The Decompress
utility will decompress (and optionally decrypt) the documents that end
up in the FillDB buffer directory. These documents are usually
compressed (and encrypted possibly). Run this tool to turn them into a
human readable format for support purposes.
Download - Version 1.0.0.1 (362 KB)
I am having some constrains with the filldb overload and would like to extract one of these big files coming back to filldb to be processed. I would like know exactly what is the content.
I downloaded and try to run with a few different ways but it isn’t doing anything. Neither decompress.exe --help or /? is working…
Yeah, it’s a single file with a bunch of reports from different clients. I just saw them…
We are already evaluating a new HW design … it turned that to have the MSQL and the IEM data in the same array is a nightmare …
You mean you have both the FillDB and the MSSQL DB on the same RAID array?
That is definitely not a good idea. A large/slower RAID 5 for bulk storage of the download cache is a good idea. Something like the Intel S3700 or similar PCI Express storage is best with frequent backups to an internal RAID array that then gets shipped off elsewhere is going to give you the best performance. Short of that, multiple RAID 1 volumes of SSDs for FIllDB, SQL, etc… are a good idea.
How many endpoints in this environment? How many console operators?
Yeah I totally agree with that post … planning to do this new configuration with the new box coming.
My main issue is with the I/O… I was just curious to find out why the filldb files were coming with 1M, something explained when I extracted and saw the multi messages from multi clients.
We are running with almost 40K endpoints and a couple of consoles.
You’ll often see 1MB files come in from relays because that is the size limit they they are allowed to post, by default. So if a relay has 1MB or more of reports from lower-level clients, it will post 1MB at a time up to the server. If you see this all the time, or a lot, it means that the server is not keeping up with the incoming report load (as you suspected) and thus the relays are filling up and posting the max size often.
When you run the decompress utility it uncompresses the reports coming from relays and breaks them down into .0, .1, .2 and .3 files. The .3 files are the individual reports from clients. If you see a lot of larger .3 files (50k+) then clients are sending up more data than expected or full reports, which could be a cause for isolated bufferdir backlogs.

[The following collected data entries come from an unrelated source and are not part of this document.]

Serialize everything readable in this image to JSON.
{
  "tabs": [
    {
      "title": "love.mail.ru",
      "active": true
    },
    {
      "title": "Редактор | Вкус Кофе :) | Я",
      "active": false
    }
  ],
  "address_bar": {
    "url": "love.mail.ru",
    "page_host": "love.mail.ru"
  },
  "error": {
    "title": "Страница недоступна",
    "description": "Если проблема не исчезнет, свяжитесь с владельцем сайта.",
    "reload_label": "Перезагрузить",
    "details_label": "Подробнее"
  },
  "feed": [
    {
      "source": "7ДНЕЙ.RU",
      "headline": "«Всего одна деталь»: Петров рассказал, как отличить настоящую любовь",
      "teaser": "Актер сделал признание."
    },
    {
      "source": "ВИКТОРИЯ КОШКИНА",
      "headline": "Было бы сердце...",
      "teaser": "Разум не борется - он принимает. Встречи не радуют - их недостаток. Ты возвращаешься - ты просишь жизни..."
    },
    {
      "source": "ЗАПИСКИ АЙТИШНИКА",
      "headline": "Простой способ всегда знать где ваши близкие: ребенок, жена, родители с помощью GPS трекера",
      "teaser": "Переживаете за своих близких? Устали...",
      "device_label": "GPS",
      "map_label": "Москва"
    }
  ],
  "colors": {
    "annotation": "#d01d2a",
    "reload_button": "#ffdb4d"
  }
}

If you have a single top level relay in front of your root that all other relays connect to, you might be able to increase the timeout and the max size and max number of reports that the relay will take before sending it along to the root. This would allow the root to process the reports in larger batches which might cause it to process them more quickly because it would be more sequential IO instead of smaller more random IO.
I have never actually tried this, so I don’t know how much it would help, but you should be able to tell if it does just by seeing how much the FillDB buffer dir gets backed up after implementing it.
You could also set the minimum report interval to be something like 120 seconds.
All of this will have the effect of reducing the load on the root server, but it will also mean that the data in the console will not be as fresh and it will take much longer for that status of actions to be reflected in the console.
Of course, it may not actually be longer that it is taking now because of things being backed up. It could be the case that by making things report less often, it removes the backlog and you actually get things showing up in the console FASTER and not slower.
Given the state of things, I would also increase the minimum console refresh interval to at least 60 seconds to reduce some load on the root. This is especially true for a large number of simultaneous console operators. This will likely affect console performance more than FillDB ingestion speed, but it could help.
Yeah we are already adjusting the report minimum interval for the servers not critical so we can delay a little the load coming to the bufferdir. Also the console refresh is in a good number 10 min.
The main issue is to have a unique raid card controlling a unique disk array, and to have everybody together.
This config came before me, so there isn’t too much to do until the next HW arrives and we rebuild it in a better format… spitting the disks and managing the arrays with more than one raid controller.
With as many endpoints as you have, I wouldn’t recommend spinning disks at all for the FillDB buffer dir or the SQL db. You should be using 2 SSDs in RAID1 for both of these. Potentially use larger / slower disks for the rest of the storage.